Yakın Geleceğin İpuçları

Modern zamanların ilk miti olarak adlandırılan Frankenstein, 1818 yılında Mary Shelley tarafından yazıldığında kimse bilimsel ve teknolojik gelişmelerin insanı nereye taşıyacağının farkında değildi. İnsanın Tanrı rolünü üstlendiği ve sonunda hüsrana uğradığı Frankenstein miti, teknolojik ve bilimsel gelişmelerin önlenemez ilerleyişinin sonunda ortaya çıkacak olan insanın, şekil, biçim ve duygu-durumlarının, bizim gibi olamayabileceği konusunda bir uyarı getirir. Korku ile anılan ve hep çekinilen “gelecek” kavramında insanın üstün ırk olarak her zaman varlığını koruyacağı ve dünyanın hâkimi olacağı öngörülür ama insanın nasıl bir formda olacağından çok da fazla bahsedilmez. Uzay gemilerinden, uçan arabalardan bahsedilirken ya gelecek teknolojide asıl istenilen insan bedeninin deformasyonuyla gelecek olan güçlenmeyse… Önlenemez gelecekte karşılaşılacak olan “insan”ın bedenen varlığı geliştirilerek oluşturulabilecek bir siborg* ile “süper insan”a ulaşılabilecek mi?

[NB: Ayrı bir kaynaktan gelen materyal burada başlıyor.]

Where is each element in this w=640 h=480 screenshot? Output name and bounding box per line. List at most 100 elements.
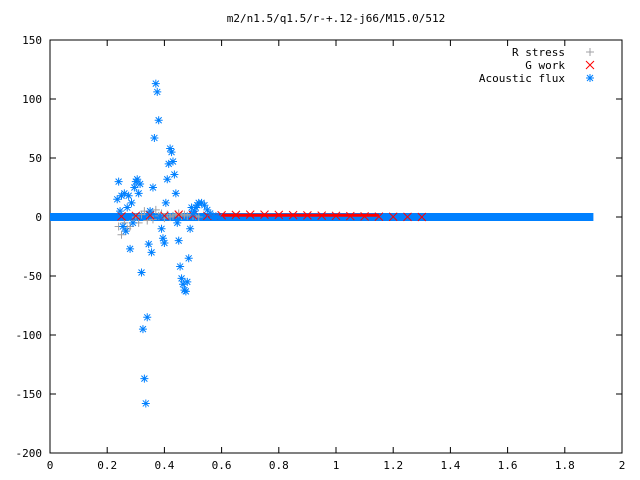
data-point [186,224,195,233]
data-point [174,236,183,245]
data-point [131,211,141,221]
y-tick-label: -150 [16,388,43,401]
series-1 [117,210,427,222]
data-point [164,159,173,168]
series-2 [113,79,223,408]
data-point [260,210,269,219]
data-point [136,179,145,188]
x-tick-label: 1.4 [440,459,460,472]
data-point [417,212,427,222]
y-tick-label: 100 [22,93,42,106]
data-point [148,215,157,224]
data-point [173,218,182,227]
data-point [200,201,209,210]
data-point [130,183,139,192]
data-point [158,234,167,243]
data-point [131,213,140,221]
data-point [178,280,187,289]
data-point [163,175,172,184]
data-point [151,205,160,214]
legend-marker [586,74,594,82]
data-point [117,230,126,239]
data-point [134,189,143,198]
data-point [161,198,170,207]
data-point [138,325,147,334]
data-point [174,210,184,219]
y-tick-label: -200 [16,447,43,460]
data-point [147,248,156,257]
data-point [124,191,133,200]
data-point [166,144,175,153]
chart-marks [50,79,594,408]
data-point [183,277,192,286]
data-point [170,170,179,179]
data-point [144,240,153,249]
data-point [345,211,355,221]
data-point [194,213,203,221]
data-point [184,254,193,263]
y-tick-label: -100 [16,329,43,342]
data-point [137,268,146,277]
x-tick-label: 1.8 [555,459,575,472]
x-tick-label: 2 [619,459,626,472]
data-point [317,211,327,220]
plot-frame [49,39,623,454]
data-point [150,133,159,142]
data-point [168,157,177,166]
data-point [126,244,135,253]
data-point [181,287,190,296]
data-point [127,198,136,207]
axes: 0 0.2 0.4 0.6 0.8 1 1.2 1.4 1.6 1.8 2 -200 -150 -100 -… [16,34,626,472]
data-point [128,218,137,227]
data-point [141,399,150,408]
legend-marker [585,60,595,70]
data-point [403,212,412,222]
data-point [303,210,312,220]
data-point [153,87,162,96]
data-point [203,205,212,214]
data-point [288,210,298,220]
data-point [191,203,200,212]
data-point [121,227,130,236]
chart-title: m2/n1.5/q1.5/r-+.12-j66/M15.0/512 [227,12,446,25]
data-point [274,210,284,220]
data-point [123,203,132,212]
data-point [145,210,155,220]
legend-marker [586,48,594,56]
x-tick-label: 0.8 [269,459,289,472]
data-point [156,213,165,221]
data-point [360,212,369,221]
x-tick-label: 1.2 [383,459,403,472]
data-point [140,374,149,383]
legend-label: G work [525,59,565,72]
data-point [331,211,341,221]
data-point [171,189,180,198]
data-point [214,213,223,221]
data-point [120,189,129,198]
data-point [190,207,199,216]
data-point [211,212,220,221]
data-point [143,313,152,322]
x-tick-label: 0.6 [212,459,232,472]
data-point [245,210,255,219]
x-tick-label: 0.2 [97,459,117,472]
data-point [176,262,185,271]
legend-label: R stress [512,46,565,59]
data-point [131,177,140,186]
legend-label: Acoustic flux [479,72,565,85]
y-tick-label: -50 [22,270,42,283]
data-point [167,148,176,157]
data-point [157,224,166,233]
y-tick-label: 0 [35,211,42,224]
data-point [113,195,122,204]
data-point [177,274,186,283]
y-tick-label: 150 [22,34,42,47]
data-point [187,203,196,212]
data-point [209,211,218,220]
data-point [189,209,197,218]
data-point [148,183,157,192]
data-point [374,212,384,221]
data-point [116,207,125,216]
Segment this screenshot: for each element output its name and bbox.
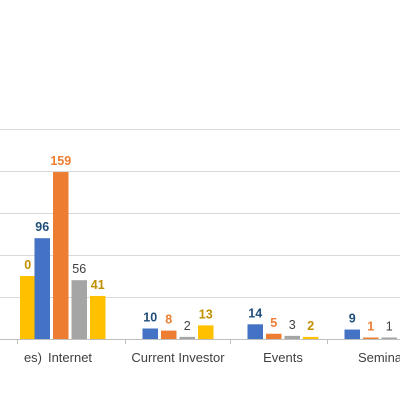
bar-2-1 (34, 238, 50, 339)
bar-4-4 (303, 336, 319, 339)
data-label-3-4: 13 (199, 307, 213, 321)
data-label-5-3: 1 (386, 320, 393, 334)
data-label-4-1: 14 (248, 306, 262, 320)
bar-4-3 (284, 335, 300, 339)
category-axis: es) Internet Current Investor Events Semina (17, 339, 400, 365)
bar-3-3 (179, 336, 195, 339)
bar-3-1 (142, 328, 158, 339)
data-label-4-2: 5 (270, 316, 277, 330)
bar-2-4 (90, 295, 106, 339)
bar-4-1 (247, 324, 263, 339)
data-label-1-4: 0 (24, 258, 31, 272)
bar-4-2 (266, 333, 282, 339)
data-label-2-2: 159 (50, 154, 71, 168)
data-label-4-3: 3 (289, 318, 296, 332)
bars (20, 172, 397, 339)
data-label-2-3: 56 (72, 262, 86, 276)
bar-2-2 (53, 172, 69, 339)
category-label-1: es) (24, 350, 42, 365)
data-label-2-4: 41 (91, 278, 105, 292)
bar-5-1 (344, 329, 360, 339)
bar-5-3 (381, 337, 397, 339)
bar-2-3 (71, 280, 87, 339)
category-label-4: Events (263, 350, 303, 365)
data-label-4-4: 2 (307, 319, 314, 333)
category-label-3: Current Investor (131, 350, 225, 365)
bar-1-4 (20, 276, 36, 339)
data-label-5-1: 9 (349, 312, 356, 326)
bar-3-2 (161, 330, 177, 339)
data-label-2-1: 96 (35, 220, 49, 234)
category-label-5: Semina (358, 350, 400, 365)
data-label-3-1: 10 (143, 311, 157, 325)
data-label-5-2: 1 (367, 320, 374, 334)
data-label-3-3: 2 (184, 319, 191, 333)
bar-3-4 (198, 325, 214, 339)
data-label-3-2: 8 (165, 313, 172, 327)
category-label-2: Internet (48, 350, 92, 365)
bar-5-2 (363, 337, 379, 339)
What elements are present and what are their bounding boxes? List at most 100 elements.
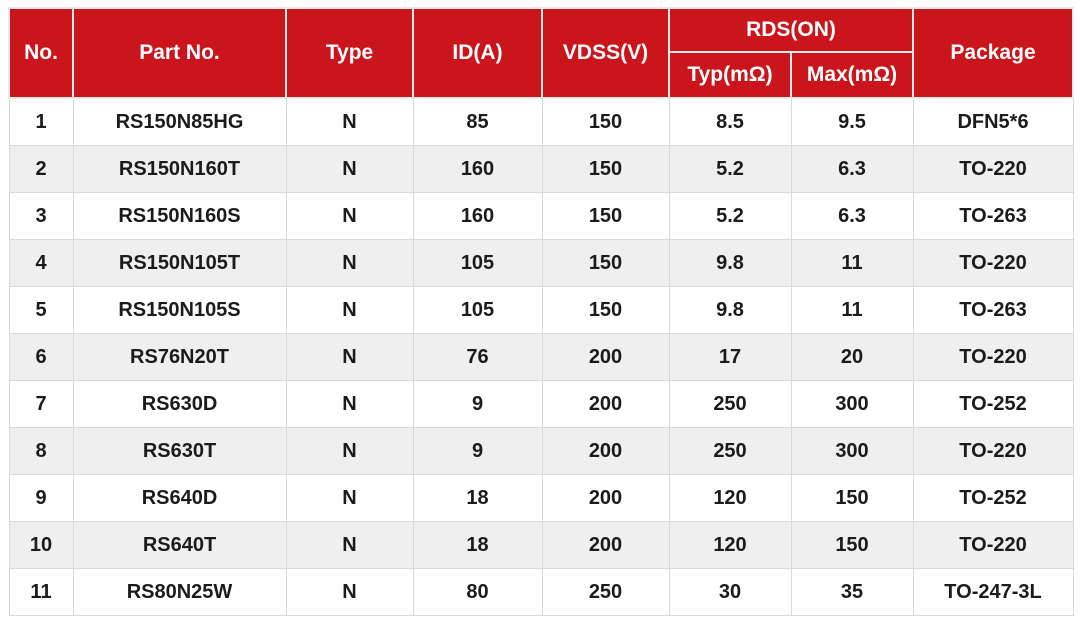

Küratörlüğünü uluslararası alanda öncü film ve medya sanatları küratörlerinden Conrad Bodman’ın üstlendiği “Akışkan Bedenler”, Borusan Contemporary’nin bu seneki açılış sergisi olarak sanatseverlerle buluşuyor. Sergide Yaratıcı Direktör Matt Pyke’ın liderliğinde bir araya gelen, iş birlikçileri arasında Radiohead, Apple, Zaha Hadid Mimari ve Samsung gibi önemli isimler bulunan, sanatçı, tasarımcı, animasyoncu, müzisyen ve yazılımcılardan oluşan küresel kolektif Universal Everything’in ürettiği işleri görüyoruz. Borusan Contemporary’nin yer aldığı Perili Köşk’ün iki katına yayılan sergide toplamda sekiz iş karşımıza çıkıyor. Perili Köşk’ün ikinci katında gördüğümüz ilk eserler kolektifin ilk dönem eserleri Portre II, Yüce İnananlar II ve Yürüyen Şehir’i bir araya getirerek bireyin bedenine ve bu bedenin yeniden şekil alma, dönüşme ve uyum sağlama kapasitesine odaklanırken, aynı zamanda Borusan Contemporary’nin isteği üzerine üretilen Kabileler işi ve Oluşum eseri ile büyük bir grubun içerisindeki bireyin doğasını ele alıyor. Dördüncü kata çıktığımızda ise Akıllı Malzeme, Makine Öğrenişi, Geleceğin Ekranları eserlerini inceleme ve izleme fırsatı yakalıyoruz. Buradaki eserler ise geleceğin nasıl görünebileceğine dikkat çekerek insan-makine iş birliklerini inceliyor.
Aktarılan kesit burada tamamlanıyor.